Tout dépend de la carrière que tu as menée, de la discipline que tu pratiques. Les sports d’endurance peuvent être pratiqués plus longtemps par exemple, car ils sont moins traumatisants pour le corps. Si tu as été beaucoup blessé aussi, cela va influer sur ta longévité et ta carrière. Plus tu vieillis, plus ton hygiène de vie doit être irréprochable, car les écarts, à partir d’un certain âge, coûtent deux fois plus cher.
Si tu t’entraînes régulièrement, sans blessure ou interruption, si tu manges sain et correctement, si tu récupères bien, et surtout, si tu as encore l’envie, alors il n’y a pas de raison pour que tu ne puisses pas être au plus haut niveau.
En ce qui me concerne, j’ai 31 ans et j’évoque une participation aux jeux de Paris en 2024. Je n’ose pas faire le calcul, mais c’est possible. Surtout si tous les éléments que je viens de citer sont respectés. Mais ce sont des choix de vie, et cela peut être difficile quand on a une famille. On verra bien. Avant 2024, il y a Tokyo et je ne parle pas de retraite avant.

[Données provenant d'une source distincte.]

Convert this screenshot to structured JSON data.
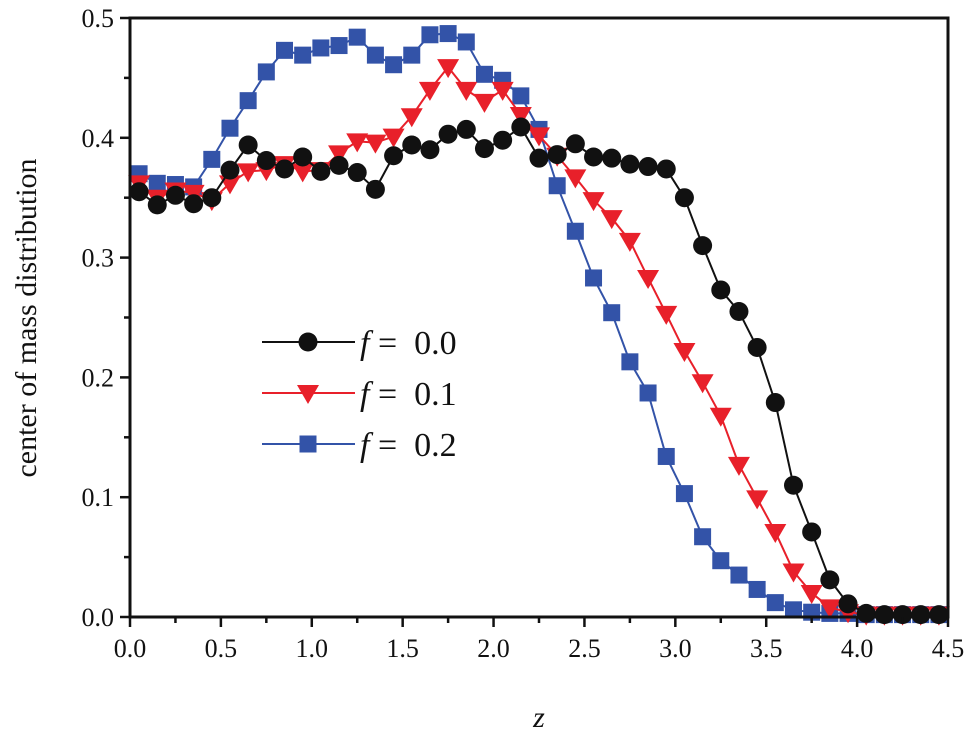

Être entraîneur ne m’a encore jamais tenté, même si j’aime beaucoup accompagner les jeunes quand ils arrivent au sein de l’équipe. J’aime être le grand frère. Donc pourquoi pas ? Mais je pense que je me dirigerais plutôt vers une vie d’entrepreneur. J’adore les challenges et ce que ça représente, l’idée de créer son entreprise.
Est-ce que les autres membres de votre famille sont aussi très grands ou êtes-vous le seul ?
Oui, tout le monde est grand ! Surtout mon papa, Moïse, et mon frère. Tous les deux mesurent près de 1,90 mètre. Ma maman fait plus de 1,70 mètre et ma sœur 1,80 mètre.
Où trouvez-vous des chaussures à votre taille ?
Pour la partie sportive, mes partenaires équipementiers, comme Under Armour en ce moment, les réalisent sur mesure. Dans la vie de tous les jours, c’est vrai que ce n’est pas simple. Mais aujourd’hui, j’ai la chance de voyager beaucoup et dans certains endroits, il est plus facile de trouver chaussures à mon pied ! Je chausse du 49,5.
Avez-vous un message à faire passer aux globe-reporters ?
Bien sûr ! Je tiens à vous encourager : vous avez choisi une très belle voie. Je vous souhaite d’aimer profondément ce que vous faites et de bien le faire. Dans votre métier, et avec un monde qui tourne vite, il faut être très attentif à la vérification des informations, c’est aujourd’hui une des choses les plus difficiles du métier de reporters avec l’avènement des réseaux sociaux et de l’information qui doit être donnée en permanence.
Un scoop c’est bien, c’est aussi passionnant. Produire un beau sujet, bien travaillé, c’est comme gagner une belle médaille. On doit être heureux du travail accompli et du résultat obtenu.